A verdade é que uma coisa não tem nada a ver com a outra.

O que revoltou tanta gente no caso da exposição Queermuseu não foi simplesmente o seu conteúdo questionável e erótico. Nem mesmo o fato de algumas obras fazerem apologia à pedofilia e até zoofilia. Um dos principais motivos de tanto incômodo foi o fato de que tal evento tinha como público alvo as crianças em idade escolar, como o Jornalivre mostrou e mostrará novamente abaixo.

f077b75d-524f-4cd9-a343-c3c14723bafeEste é o print screen do edital do projeto, tirado do site do Ministério da Cultura.

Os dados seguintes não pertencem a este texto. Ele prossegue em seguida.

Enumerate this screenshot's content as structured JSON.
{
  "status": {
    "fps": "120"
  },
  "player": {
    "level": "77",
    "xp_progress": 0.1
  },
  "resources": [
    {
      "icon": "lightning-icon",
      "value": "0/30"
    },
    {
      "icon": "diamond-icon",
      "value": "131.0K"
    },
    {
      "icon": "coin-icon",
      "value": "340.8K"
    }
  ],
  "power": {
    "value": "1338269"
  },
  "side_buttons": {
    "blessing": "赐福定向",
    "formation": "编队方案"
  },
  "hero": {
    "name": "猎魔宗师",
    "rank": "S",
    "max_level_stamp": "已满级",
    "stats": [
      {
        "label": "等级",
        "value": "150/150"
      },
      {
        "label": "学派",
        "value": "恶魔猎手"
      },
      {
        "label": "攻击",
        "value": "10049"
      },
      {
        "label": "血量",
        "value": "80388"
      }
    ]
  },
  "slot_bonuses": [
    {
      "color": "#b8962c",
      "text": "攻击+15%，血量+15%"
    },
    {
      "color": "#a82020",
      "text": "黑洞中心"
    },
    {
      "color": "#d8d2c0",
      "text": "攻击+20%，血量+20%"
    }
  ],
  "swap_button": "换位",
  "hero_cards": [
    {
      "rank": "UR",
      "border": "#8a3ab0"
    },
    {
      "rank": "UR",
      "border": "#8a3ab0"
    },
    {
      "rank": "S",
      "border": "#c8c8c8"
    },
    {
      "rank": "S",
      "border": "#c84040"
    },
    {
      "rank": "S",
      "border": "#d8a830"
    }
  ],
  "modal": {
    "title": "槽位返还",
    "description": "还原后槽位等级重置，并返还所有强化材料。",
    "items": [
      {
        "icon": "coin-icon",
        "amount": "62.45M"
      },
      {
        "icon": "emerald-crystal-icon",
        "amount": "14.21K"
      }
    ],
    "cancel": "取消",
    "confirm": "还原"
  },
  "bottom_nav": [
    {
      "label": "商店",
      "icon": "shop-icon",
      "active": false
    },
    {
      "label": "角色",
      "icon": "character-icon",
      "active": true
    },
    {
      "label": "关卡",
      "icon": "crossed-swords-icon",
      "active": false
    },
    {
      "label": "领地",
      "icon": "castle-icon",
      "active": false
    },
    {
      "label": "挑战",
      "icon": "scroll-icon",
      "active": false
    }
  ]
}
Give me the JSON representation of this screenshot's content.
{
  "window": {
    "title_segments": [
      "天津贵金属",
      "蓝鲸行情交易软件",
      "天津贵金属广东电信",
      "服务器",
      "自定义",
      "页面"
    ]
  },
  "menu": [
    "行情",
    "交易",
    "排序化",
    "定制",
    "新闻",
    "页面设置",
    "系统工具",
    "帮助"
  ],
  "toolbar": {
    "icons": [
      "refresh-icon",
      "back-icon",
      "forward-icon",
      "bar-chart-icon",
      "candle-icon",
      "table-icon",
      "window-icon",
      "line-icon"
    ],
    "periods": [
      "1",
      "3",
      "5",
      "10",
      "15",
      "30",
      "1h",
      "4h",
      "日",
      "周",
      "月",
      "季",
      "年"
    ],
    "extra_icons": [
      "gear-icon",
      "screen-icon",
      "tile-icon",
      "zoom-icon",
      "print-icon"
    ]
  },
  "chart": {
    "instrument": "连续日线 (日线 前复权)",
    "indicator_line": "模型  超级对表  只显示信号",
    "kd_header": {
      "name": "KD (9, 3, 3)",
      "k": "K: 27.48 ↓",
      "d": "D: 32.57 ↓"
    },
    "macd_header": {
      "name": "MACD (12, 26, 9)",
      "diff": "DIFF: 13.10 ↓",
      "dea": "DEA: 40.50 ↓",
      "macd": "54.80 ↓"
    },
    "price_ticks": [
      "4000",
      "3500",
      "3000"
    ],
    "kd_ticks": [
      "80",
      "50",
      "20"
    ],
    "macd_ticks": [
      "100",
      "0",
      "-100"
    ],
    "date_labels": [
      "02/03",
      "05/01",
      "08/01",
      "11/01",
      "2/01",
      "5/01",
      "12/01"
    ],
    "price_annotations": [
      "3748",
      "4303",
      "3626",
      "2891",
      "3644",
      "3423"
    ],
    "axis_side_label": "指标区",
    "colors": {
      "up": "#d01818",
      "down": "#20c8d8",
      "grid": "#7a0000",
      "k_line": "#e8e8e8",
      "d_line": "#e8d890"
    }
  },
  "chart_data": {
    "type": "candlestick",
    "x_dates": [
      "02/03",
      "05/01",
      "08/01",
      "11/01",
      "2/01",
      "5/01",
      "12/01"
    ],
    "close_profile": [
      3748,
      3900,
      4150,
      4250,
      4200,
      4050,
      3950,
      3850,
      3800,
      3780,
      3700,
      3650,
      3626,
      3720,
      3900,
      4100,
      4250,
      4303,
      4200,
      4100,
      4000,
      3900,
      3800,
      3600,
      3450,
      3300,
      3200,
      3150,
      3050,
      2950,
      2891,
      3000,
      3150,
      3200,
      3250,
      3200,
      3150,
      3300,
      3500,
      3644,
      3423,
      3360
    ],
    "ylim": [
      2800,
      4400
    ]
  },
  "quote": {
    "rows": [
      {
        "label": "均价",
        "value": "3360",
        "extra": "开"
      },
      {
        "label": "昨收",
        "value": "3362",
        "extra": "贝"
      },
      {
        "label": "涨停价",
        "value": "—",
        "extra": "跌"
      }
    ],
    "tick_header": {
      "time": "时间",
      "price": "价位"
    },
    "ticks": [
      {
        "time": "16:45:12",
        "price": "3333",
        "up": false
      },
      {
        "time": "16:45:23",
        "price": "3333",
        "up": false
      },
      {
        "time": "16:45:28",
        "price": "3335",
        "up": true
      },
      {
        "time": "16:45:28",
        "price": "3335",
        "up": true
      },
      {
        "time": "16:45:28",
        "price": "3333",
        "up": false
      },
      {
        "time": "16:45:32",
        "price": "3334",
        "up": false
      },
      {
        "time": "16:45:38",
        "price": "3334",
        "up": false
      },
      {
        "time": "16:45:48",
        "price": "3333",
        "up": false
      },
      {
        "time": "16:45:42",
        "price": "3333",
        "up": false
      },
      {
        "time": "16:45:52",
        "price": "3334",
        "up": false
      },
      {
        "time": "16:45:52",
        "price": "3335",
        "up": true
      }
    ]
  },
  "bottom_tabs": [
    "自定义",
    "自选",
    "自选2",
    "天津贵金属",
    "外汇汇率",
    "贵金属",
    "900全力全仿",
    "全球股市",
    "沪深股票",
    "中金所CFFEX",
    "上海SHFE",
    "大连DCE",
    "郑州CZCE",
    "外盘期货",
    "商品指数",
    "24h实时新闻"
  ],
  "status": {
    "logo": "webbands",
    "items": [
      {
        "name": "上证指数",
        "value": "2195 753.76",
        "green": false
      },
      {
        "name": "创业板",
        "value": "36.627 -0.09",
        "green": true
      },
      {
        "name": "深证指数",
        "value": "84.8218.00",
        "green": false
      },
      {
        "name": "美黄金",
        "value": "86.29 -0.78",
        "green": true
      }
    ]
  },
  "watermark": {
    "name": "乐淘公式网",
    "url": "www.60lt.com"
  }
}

Além de ser um evento que faz apologia a diversas formas de crime, e além de ser voltado para crianças, há ainda o fator determinante de que tudo isso foi financiado com a Lei Rouanet. Ou seja, dinheiro público foi usado para fornecer um material deste tipo para os filhos de pessoas que não foram sequer consultadas se aprovavam isso ou não. Ademais, trata-se de crianças, que são pessoas ainda sem discernimento pleno e com parcial incapacidade de assimilação de conceitos comportamentais e morais.

É claro que se tal evento tivesse sido promovido com dinheiro privado, em um local adequado e espaço pensado para adultos, e se tudo isso tivesse sido realizado sem envolver crianças, talvez passasse até despercebido pela maioria das pessoas. Certamente, nestas condições a mostra Queermuseu jamais teria chamado tanta atenção.

O que acontece é que fizeram o evento desta forma – envolvendo crianças – porque querem a qualquer custo impor a agenda de gênero. Estão tentando fazer isso por meio das escolas, da televisão, dos livros, etc.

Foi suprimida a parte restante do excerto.